Vanilla Options Basics
There are two main types of options, calls and puts.
- Call options provide the holder the right (but not the obligation) to purchase an underlying asset at a specified price (the strike price), for a certain period of time. If the stock fails to meet the strike price before the expiration date, the option expires and becomes worthless. Investors buy calls when they think the share price of the underlying security will rise or sell a call if they think it will fall. Selling an option is also referred to as ”writing” an option.
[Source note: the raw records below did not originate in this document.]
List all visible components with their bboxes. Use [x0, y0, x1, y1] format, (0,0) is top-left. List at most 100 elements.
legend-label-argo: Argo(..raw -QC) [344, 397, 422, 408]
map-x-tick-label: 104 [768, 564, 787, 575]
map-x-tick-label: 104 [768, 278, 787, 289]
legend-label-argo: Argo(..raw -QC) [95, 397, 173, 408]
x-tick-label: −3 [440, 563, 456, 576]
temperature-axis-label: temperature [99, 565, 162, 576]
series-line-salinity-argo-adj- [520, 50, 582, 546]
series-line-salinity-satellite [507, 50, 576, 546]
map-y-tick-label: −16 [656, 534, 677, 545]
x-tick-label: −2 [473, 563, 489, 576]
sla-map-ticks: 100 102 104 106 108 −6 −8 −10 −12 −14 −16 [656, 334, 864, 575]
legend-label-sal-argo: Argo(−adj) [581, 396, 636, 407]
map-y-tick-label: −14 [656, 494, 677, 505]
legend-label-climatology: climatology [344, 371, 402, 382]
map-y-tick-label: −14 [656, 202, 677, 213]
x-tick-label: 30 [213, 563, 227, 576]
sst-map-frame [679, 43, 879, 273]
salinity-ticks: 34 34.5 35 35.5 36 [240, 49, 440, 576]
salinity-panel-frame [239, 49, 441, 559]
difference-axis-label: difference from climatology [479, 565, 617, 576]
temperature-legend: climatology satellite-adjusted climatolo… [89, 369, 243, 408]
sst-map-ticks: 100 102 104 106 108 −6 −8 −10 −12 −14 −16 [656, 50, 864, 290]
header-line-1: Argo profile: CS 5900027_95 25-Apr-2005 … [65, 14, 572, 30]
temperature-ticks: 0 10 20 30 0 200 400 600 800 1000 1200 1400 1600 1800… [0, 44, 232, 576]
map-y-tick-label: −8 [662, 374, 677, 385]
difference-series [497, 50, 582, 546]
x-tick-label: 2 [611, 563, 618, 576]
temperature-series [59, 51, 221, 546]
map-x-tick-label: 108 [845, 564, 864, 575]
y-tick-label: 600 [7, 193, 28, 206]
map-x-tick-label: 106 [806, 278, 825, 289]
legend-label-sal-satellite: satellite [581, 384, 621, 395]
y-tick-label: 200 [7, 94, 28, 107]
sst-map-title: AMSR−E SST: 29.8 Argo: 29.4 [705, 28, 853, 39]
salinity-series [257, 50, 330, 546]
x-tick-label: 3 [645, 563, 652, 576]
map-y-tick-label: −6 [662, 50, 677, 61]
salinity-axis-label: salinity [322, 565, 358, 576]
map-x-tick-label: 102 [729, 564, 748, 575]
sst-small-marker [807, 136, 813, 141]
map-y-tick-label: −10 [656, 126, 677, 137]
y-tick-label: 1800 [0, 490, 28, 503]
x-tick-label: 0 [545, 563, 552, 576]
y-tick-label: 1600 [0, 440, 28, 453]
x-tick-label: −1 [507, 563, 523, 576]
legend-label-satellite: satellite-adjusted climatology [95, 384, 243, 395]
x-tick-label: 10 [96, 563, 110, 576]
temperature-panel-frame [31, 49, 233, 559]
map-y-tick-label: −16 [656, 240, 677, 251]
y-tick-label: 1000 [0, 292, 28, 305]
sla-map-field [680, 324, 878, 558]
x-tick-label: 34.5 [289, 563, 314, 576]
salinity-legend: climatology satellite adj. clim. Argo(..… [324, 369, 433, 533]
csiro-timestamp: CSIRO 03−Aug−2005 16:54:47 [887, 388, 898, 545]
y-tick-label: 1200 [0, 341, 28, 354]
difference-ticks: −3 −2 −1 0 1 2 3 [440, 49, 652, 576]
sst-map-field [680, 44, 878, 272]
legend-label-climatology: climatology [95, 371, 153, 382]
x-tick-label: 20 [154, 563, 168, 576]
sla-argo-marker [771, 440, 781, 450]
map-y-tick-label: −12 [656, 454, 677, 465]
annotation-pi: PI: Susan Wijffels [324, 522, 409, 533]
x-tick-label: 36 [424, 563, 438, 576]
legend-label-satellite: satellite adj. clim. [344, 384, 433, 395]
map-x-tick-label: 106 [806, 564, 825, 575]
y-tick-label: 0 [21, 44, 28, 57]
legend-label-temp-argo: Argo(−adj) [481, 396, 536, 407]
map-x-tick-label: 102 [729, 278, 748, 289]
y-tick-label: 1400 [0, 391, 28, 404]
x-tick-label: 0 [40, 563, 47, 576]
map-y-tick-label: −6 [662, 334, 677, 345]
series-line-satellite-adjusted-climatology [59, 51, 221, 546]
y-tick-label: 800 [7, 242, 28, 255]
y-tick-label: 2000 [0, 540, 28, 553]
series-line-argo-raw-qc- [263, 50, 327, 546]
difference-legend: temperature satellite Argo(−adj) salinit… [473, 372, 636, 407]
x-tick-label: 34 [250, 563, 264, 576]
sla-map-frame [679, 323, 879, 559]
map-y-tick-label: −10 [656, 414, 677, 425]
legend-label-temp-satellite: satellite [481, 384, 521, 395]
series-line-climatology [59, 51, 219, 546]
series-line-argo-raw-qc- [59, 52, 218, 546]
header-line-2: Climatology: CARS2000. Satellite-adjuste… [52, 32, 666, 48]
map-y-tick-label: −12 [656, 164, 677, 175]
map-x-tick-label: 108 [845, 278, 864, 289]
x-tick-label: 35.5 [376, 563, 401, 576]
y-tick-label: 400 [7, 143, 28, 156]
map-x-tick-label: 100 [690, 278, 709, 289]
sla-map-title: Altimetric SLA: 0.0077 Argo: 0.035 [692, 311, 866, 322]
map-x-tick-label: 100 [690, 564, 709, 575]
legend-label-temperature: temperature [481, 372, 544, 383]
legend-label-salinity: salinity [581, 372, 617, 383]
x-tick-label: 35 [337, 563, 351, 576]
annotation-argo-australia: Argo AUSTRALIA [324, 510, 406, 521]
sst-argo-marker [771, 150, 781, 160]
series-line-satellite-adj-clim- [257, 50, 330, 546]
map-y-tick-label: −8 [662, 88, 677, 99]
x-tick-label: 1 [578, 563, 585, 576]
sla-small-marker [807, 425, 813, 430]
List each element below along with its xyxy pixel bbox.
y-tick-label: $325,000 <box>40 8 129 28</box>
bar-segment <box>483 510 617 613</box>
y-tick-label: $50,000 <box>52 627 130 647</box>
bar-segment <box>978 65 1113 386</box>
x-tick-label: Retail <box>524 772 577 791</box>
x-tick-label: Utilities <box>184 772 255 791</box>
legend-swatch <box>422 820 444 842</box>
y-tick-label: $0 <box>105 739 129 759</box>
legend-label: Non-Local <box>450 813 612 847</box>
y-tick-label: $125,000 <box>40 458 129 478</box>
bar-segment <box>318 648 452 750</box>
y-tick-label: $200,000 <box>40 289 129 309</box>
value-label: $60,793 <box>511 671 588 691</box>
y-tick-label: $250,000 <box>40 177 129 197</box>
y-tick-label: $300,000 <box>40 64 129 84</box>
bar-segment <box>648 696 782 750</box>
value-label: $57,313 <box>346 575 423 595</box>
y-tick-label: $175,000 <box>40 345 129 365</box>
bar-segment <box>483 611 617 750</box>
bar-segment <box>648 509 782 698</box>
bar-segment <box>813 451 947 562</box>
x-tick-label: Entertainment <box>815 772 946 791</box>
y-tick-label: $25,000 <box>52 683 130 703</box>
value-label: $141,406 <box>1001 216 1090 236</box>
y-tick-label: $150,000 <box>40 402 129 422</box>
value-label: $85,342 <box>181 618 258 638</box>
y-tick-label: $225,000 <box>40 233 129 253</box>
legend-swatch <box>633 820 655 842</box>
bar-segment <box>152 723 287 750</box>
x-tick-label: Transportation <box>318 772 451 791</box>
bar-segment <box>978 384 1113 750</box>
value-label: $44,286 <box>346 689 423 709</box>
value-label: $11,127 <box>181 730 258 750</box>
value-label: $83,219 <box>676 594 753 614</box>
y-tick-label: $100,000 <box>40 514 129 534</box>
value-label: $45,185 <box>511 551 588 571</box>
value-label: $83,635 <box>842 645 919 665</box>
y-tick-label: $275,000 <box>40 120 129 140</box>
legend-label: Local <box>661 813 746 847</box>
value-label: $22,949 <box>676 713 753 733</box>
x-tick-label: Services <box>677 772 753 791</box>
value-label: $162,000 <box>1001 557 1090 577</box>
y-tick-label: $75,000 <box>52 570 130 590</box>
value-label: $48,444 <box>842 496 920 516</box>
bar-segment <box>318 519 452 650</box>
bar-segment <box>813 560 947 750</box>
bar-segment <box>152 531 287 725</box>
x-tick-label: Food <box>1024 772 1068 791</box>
- Put options give the holder the right to sell an underlying asset at a specified price (the strike price). The seller (or writer) of the put option is obligated to buy the stock at the strike price. Put options can be exercised at any time before the option expires. Investors buy puts if they think the share price of the underlying stock will fall, or sell one if they think it will rise. Put buyers – those who hold a “long” – put are either speculative buyers looking for leverage or “insurance” buyers who want to protect their long positions in a stock for the period of time covered by the option. Put sellers hold a “short” expecting the market to move upward (or at least stay stable) A worst-case scenario for a put seller is a downward market turn. The maximum profit is limited to the put premium received and is achieved when the price of the underlying is at or above the option’s strike price at expiration. The maximum loss is unlimited for an uncovered put writer.
The trade will still involve being long one currency and short another currency pair. In essence, the buyer will state how much they would like to buy, the price they want to buy at, and the date for expiration. A seller will then respond with a quoted premium for the trade. Traditional options may have American or European style expirations. Both the put and call options give traders a right, but there is no obligation. If the current exchange rate puts the options out of the money (OTM), then they will expire worthlessly.
An exotic option used to trade currencies include single payment options trading (SPOT) contracts. Spot options have a higher premium cost compared to traditional options, but they are easier to set and execute. A currency trader buys a SPOT option by inputting a desired scenario (e.g. “I think EUR/USD will have an exchange rate above 1.5205 15 days from now”) and is quoted a premium. If the buyer purchases this option, the SPOT will automatically pay out if the scenario occurs. Essentially, the option is automatically converted to cash.
The SPOT is a financial product that has a more flexible contract structure than the traditional options. This strategy is an all-or-nothing type of trade, and they are also known as binary or digital options. The buyer will offer a scenario, such as EUR/USD will break 1.3000 in 12 days. They will receive premium quotes representing a payout based on the probability of the event taking place. If this event takes place, the buyer gets a profit. If the situation does not occur, the buyer will lose the premium they paid. SPOT contracts require a higher premium than traditional options contracts do. Also, SPOT contracts may be written to pay out if they reach a specific point, several specific points, or if it does not reach a particular point at all. Of course, premium requirements will be higher with specialized options structures.
Additional types of exotic options may attach the payoff to more than the value of the underlying instrument at maturity, including but not limited to characteristics such as at its value on specific moments in time such as an Asian option, a barrier option, a binary option, a digital option, or a lookback option.